When CUBE teamed up with Burnmark to investigate the regulatory challenges faced by financial institutions, we unveiled some remarkable facts – some more surprising the others, but all leading to the same conclusion (more on that later).
So here are the 6 remarkable facts we discovered, and our take on them:
1) 75% admit that current processes and technology are hindering efforts to manage regulatory change effectively!
That’s a pretty high number but is anyone really surprised, given that most financial institutions are still relying on people-centric, spreadsheet-oriented processes to manage regulatory change?
Add to that the fact that underlying technology infrastructure is often ageing, inadequate or lacking the quality or scope to do the job right, and it’s not difficult to see how the current modus operandi is unsustainable.
What is truly surprising is how any global financial institution can manage regulatory change manually, given the relentless onslaught of regulatory changes that happen every day.
2) 33% say their processes are too manual; 25% say they are too time-consuming!
Too much time and money is spent on routine compliance tasks, rather than assessing the impact of regulatory change and updating policies and controls, which can now be automated.
3) 25% admit that it is ‘extremely challenging’ to meet new regulatory obligations!
No Chief Executive or Regulator wants to hear this. And without a doubt, it cannot be used as a valid defence.
Nevertheless, it is a stark reality, especially now that the intersections between records management, data privacy and protection, records retention and security have grown so complex.
Discover more in Burnmark’s full research report RegTech for Information Governance.
4) 100% of respondents say they are actively investigating RegTech to solve compliance challenges!
Hallelujah 🙂 At its very core, regulatory change management is a process that can be automated (like many others) to yield enormous cost and efficiency savings.
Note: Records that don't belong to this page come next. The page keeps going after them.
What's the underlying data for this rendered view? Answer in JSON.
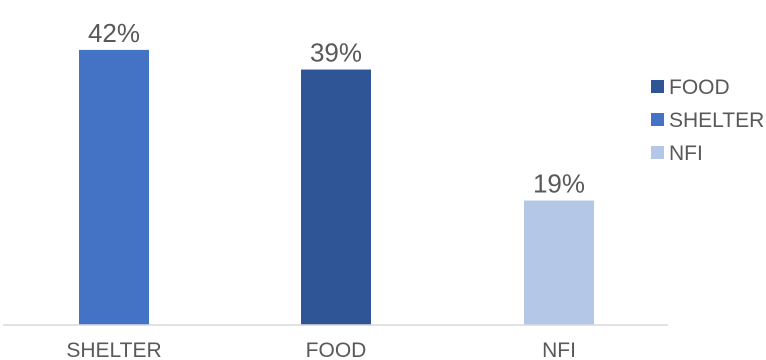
{
  "chart_data": {
    "type": "bar",
    "categories": [
      "SHELTER",
      "FOOD",
      "NFI"
    ],
    "values": [
      42,
      39,
      19
    ],
    "value_labels": [
      "42%",
      "39%",
      "19%"
    ],
    "unit": "%",
    "ylim": [
      0,
      45
    ],
    "grid": false,
    "legend_position": "right",
    "bar_colors": [
      "#4472c4",
      "#2f5597",
      "#b4c7e7"
    ],
    "legend": [
      {
        "name": "FOOD",
        "color": "#2f5597"
      },
      {
        "name": "SHELTER",
        "color": "#4472c4"
      },
      {
        "name": "NFI",
        "color": "#b4c7e7"
      }
    ],
    "axis_color": "#d9d9d9",
    "text_color": "#595959"
  }
}
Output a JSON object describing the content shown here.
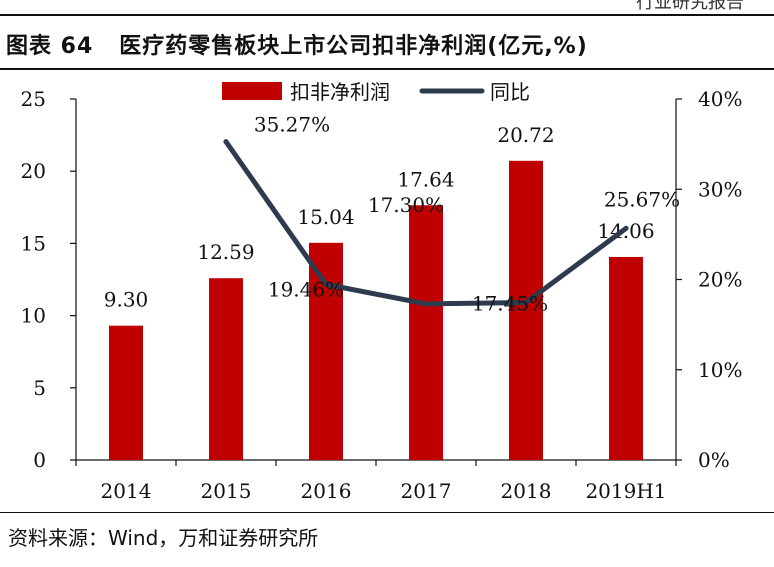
{
  "header": {
    "report_fragment": "行业研究报告"
  },
  "figure": {
    "label": "图表 64",
    "title": "医疗药零售板块上市公司扣非净利润(亿元,%)"
  },
  "source": "资料来源：Wind，万和证券研究所",
  "colors": {
    "bar": "#c00000",
    "line": "#2e3b4e",
    "axis": "#111111"
  },
  "chart_data": {
    "type": "bar",
    "categories": [
      "2014",
      "2015",
      "2016",
      "2017",
      "2018",
      "2019H1"
    ],
    "series": [
      {
        "name": "扣非净利润",
        "type": "bar",
        "axis": "left",
        "values": [
          9.3,
          12.59,
          15.04,
          17.64,
          20.72,
          14.06
        ],
        "labels": [
          "9.30",
          "12.59",
          "15.04",
          "17.64",
          "20.72",
          "14.06"
        ]
      },
      {
        "name": "同比",
        "type": "line",
        "axis": "right",
        "values": [
          null,
          35.27,
          19.46,
          17.3,
          17.45,
          25.67
        ],
        "labels": [
          "",
          "35.27%",
          "19.46%",
          "17.30%",
          "17.45%",
          "25.67%"
        ]
      }
    ],
    "y_left": {
      "min": 0,
      "max": 25,
      "ticks": [
        "0",
        "5",
        "10",
        "15",
        "20",
        "25"
      ]
    },
    "y_right": {
      "min": 0,
      "max": 40,
      "ticks": [
        "0%",
        "10%",
        "20%",
        "30%",
        "40%"
      ]
    },
    "legend": "top-center",
    "grid": false
  }
}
And AI adds intelligence at enterprise scale, which is a critical technology breakthrough.
It is encouraging to note that 75% of financial institutions surveyed have already replaced some manual processes with RegTech solutions, and of those yet to implement, 100% are reviewing RegTech alternatives.
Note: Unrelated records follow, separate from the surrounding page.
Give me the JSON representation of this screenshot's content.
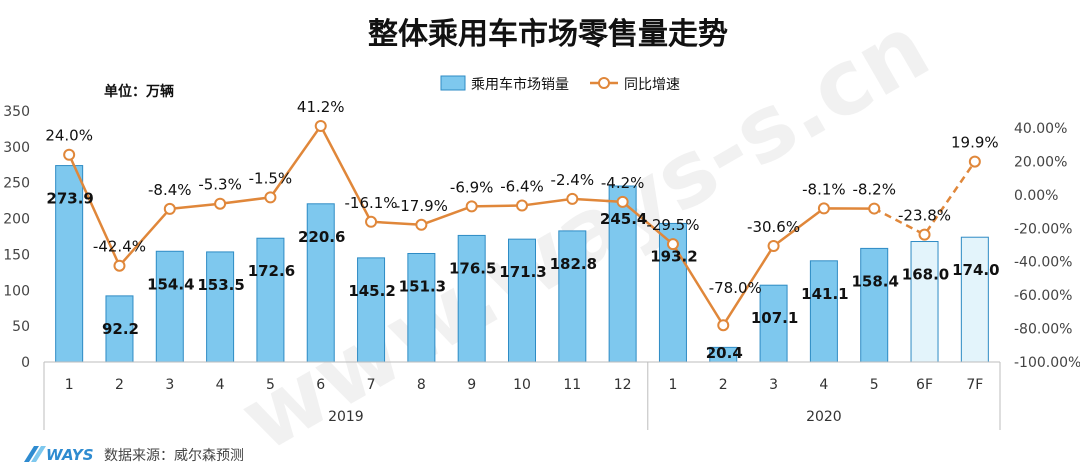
{
  "page": {
    "unit_label": "单位：万辆",
    "source_label": "数据来源：威尔森预测",
    "logo_text": "WAYS",
    "watermark": "www.ways-s.cn"
  },
  "colors": {
    "bar_fill": "#7ec8ee",
    "bar_stroke": "#2e8bc4",
    "forecast_fill": "#e3f4fb",
    "line": "#e0873a",
    "marker_fill": "#ffffff"
  },
  "chart_data": {
    "type": "bar",
    "title": "整体乘用车市场零售量走势",
    "categories": [
      "1",
      "2",
      "3",
      "4",
      "5",
      "6",
      "7",
      "8",
      "9",
      "10",
      "11",
      "12",
      "1",
      "2",
      "3",
      "4",
      "5",
      "6F",
      "7F"
    ],
    "groups": [
      {
        "label": "2019",
        "count": 12
      },
      {
        "label": "2020",
        "count": 7
      }
    ],
    "series": [
      {
        "name": "乘用车市场销量",
        "type": "bar",
        "axis": "left",
        "values": [
          273.9,
          92.2,
          154.4,
          153.5,
          172.6,
          220.6,
          145.2,
          151.3,
          176.5,
          171.3,
          182.8,
          245.4,
          193.2,
          20.4,
          107.1,
          141.1,
          158.4,
          168.0,
          174.0
        ],
        "labels": [
          "273.9",
          "92.2",
          "154.4",
          "153.5",
          "172.6",
          "220.6",
          "145.2",
          "151.3",
          "176.5",
          "171.3",
          "182.8",
          "245.4",
          "193.2",
          "20.4",
          "107.1",
          "141.1",
          "158.4",
          "168.0",
          "174.0"
        ],
        "forecast_from": 17
      },
      {
        "name": "同比增速",
        "type": "line",
        "axis": "right",
        "values": [
          24.0,
          -42.4,
          -8.4,
          -5.3,
          -1.5,
          41.2,
          -16.1,
          -17.9,
          -6.9,
          -6.4,
          -2.4,
          -4.2,
          -29.5,
          -78.0,
          -30.6,
          -8.1,
          -8.2,
          -23.8,
          19.9
        ],
        "labels": [
          "24.0%",
          "-42.4%",
          "-8.4%",
          "-5.3%",
          "-1.5%",
          "41.2%",
          "-16.1%",
          "-17.9%",
          "-6.9%",
          "-6.4%",
          "-2.4%",
          "-4.2%",
          "-29.5%",
          "-78.0%",
          "-30.6%",
          "-8.1%",
          "-8.2%",
          "-23.8%",
          "19.9%"
        ],
        "dashed_from": 16
      }
    ],
    "y_left": {
      "min": 0,
      "max": 350,
      "step": 50,
      "ticks": [
        "0",
        "50",
        "100",
        "150",
        "200",
        "250",
        "300",
        "350"
      ]
    },
    "y_right": {
      "min": -100,
      "max": 40,
      "step": 20,
      "ticks": [
        "-100.00%",
        "-80.00%",
        "-60.00%",
        "-40.00%",
        "-20.00%",
        "0.00%",
        "20.00%",
        "40.00%"
      ]
    },
    "legend_position": "top-center",
    "grid": false
  }
}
5) RegTech procurement is still slow, despite evidence that there are no commercial or technological reasons for delay!
The majority of RegTech procurement involves multiple stakeholders and complex decision-making processes. In the US, Compliance and Innovation teams are leading the charge, in equal measures.
In Europe, multi-disciplinary teams are emerging. But the longer it takes to act, the greater the compliance risk and costs, which explains why enforcement fines continue to rise. Firms must act faster to mitigate risk.
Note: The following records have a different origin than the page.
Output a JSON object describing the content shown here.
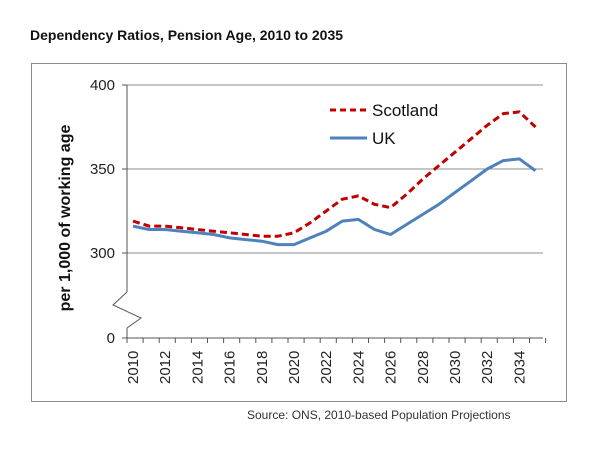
{
  "chart_data": {
    "type": "line",
    "title": "Dependency Ratios, Pension Age, 2010 to 2035",
    "ylabel": "per 1,000 of working age",
    "xlabel": "",
    "source": "Source: ONS, 2010-based Population Projections",
    "ylim": [
      0,
      400
    ],
    "y_axis_break": true,
    "y_ticks": [
      0,
      300,
      350,
      400
    ],
    "y_tick_labels": [
      "0",
      "300",
      "350",
      "400"
    ],
    "x_tick_labels": [
      "2010",
      "2012",
      "2014",
      "2016",
      "2018",
      "2020",
      "2022",
      "2024",
      "2026",
      "2028",
      "2030",
      "2032",
      "2034"
    ],
    "grid": "horizontal",
    "legend_position": "top-right",
    "x": [
      2010,
      2011,
      2012,
      2013,
      2014,
      2015,
      2016,
      2017,
      2018,
      2019,
      2020,
      2021,
      2022,
      2023,
      2024,
      2025,
      2026,
      2027,
      2028,
      2029,
      2030,
      2031,
      2032,
      2033,
      2034,
      2035
    ],
    "series": [
      {
        "name": "Scotland",
        "color": "#c00000",
        "style": "dashed",
        "values": [
          319,
          316,
          316,
          315,
          314,
          313,
          312,
          311,
          310,
          310,
          312,
          318,
          325,
          332,
          334,
          329,
          327,
          335,
          344,
          352,
          360,
          368,
          376,
          383,
          384,
          375
        ]
      },
      {
        "name": "UK",
        "color": "#4f81bd",
        "style": "solid",
        "values": [
          316,
          314,
          314,
          313,
          312,
          311,
          309,
          308,
          307,
          305,
          305,
          309,
          313,
          319,
          320,
          314,
          311,
          317,
          323,
          329,
          336,
          343,
          350,
          355,
          356,
          349
        ]
      }
    ]
  }
}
6) 75% cite enforcement fines and reputational risk as having the greatest financial impact of poor regulatory change management!
Taking into consideration that the technology exists today to manage regulatory change effectively, at vastly reduced cost, this figure is startling. It is difficult to understand why firms are delaying deployment and taking unnecessary risks.
The good news is that financial institutions are at the “Let’s GO!” stage of the RegTech lifecycle, as depicted in a recent blog by Capco Managing Principal Olus Kayacan. Even so, Capco forecasts that it will be eleven years before RegTech becomes “The New Norm.”
So, can financial institutions really justify burning unnecessary cash for so long, throwing good money after bad on people-centric processes, outsourcing and outdated technology?
That conclusion I mentioned earlier, regulatory compliance is costing financial institutions a fortune. The Regulators are circling and penalties for compliance breaches are severe.
Regulatory change management technology is established and effective, so the big question is, “Why are financial institutions increasing their own risk by delaying automation?”